Hi, Should be using fully synthetic anyway. Replacing with correct spec will not cause any probs.
Common oils of correct 504/507 spec are Castrol Edge Titanium 5w-30 & Mobil 1 ESP 5w-30.
Hoggy.


----------



## droopsnoot (Sep 5, 2002)

As I recall, I did check the spec number at one point, which seemed to be correct, though even in this thread there are several spec numbers quoted - 503, 504, 507 just on this page - and the manual supplement that came with it talks about 500 00, 502 00, 503 00, 501 01 or API-SF or API-SG.

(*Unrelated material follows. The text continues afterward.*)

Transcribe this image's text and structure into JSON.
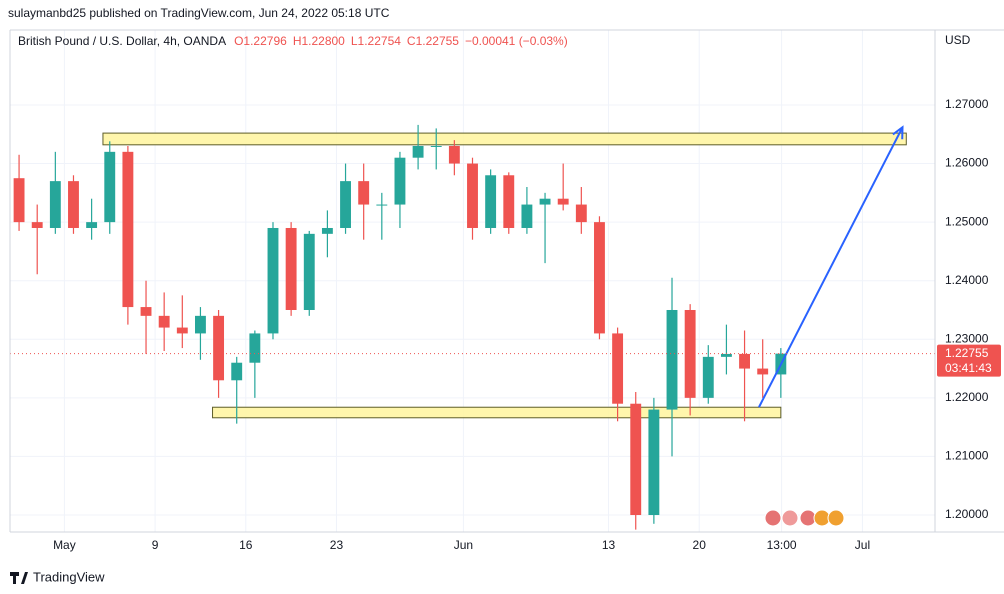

So, no-one thinks that by going from what I'm using now to the thinner 5w-30, it's going to result in loads of gunge being released into the oilways?


----------



## Hoggy (May 8, 2002)

droopsnoot said:


> As I recall, I did check the spec number at one point, which seemed to be correct, though even in this thread there are several spec numbers quoted - 503, 504, 507 just on this page - and the manual supplement that came with it talks about 500 00, 502 00, 503 00, 501 01 or API-SF or API-SG.
> 
> So, no-one thinks that by going from what I'm using now to the thinner 5w-30, it's going to result in loads of gunge being released into the oilways?


Hi, 503.01 0w-30 fully synthetic was the original spec in early 2000. for the 225.
504/507 5w-30 fully synthetic is the correct Audi spec now & replacing your oil with this will cause no probs.
The oil you are using is more likely to cause sludge probs if you use it long term.
If you wish to use 10w-40 then use fully synthetic.
Hoggy.


----------



## droopsnoot (Sep 5, 2002)

OK, thanks. I will think about it in the next 400-odd miles as I *think* that's what the service indicator is saying.


----------



## David C (Apr 15, 2013)

droopsnoot said:


> OK, thanks. I will think about it in the next 400-odd miles as I *think* that's what the service indicator is saying.


Remember that the service indicator is assuming you have used the correct spec oil...


----------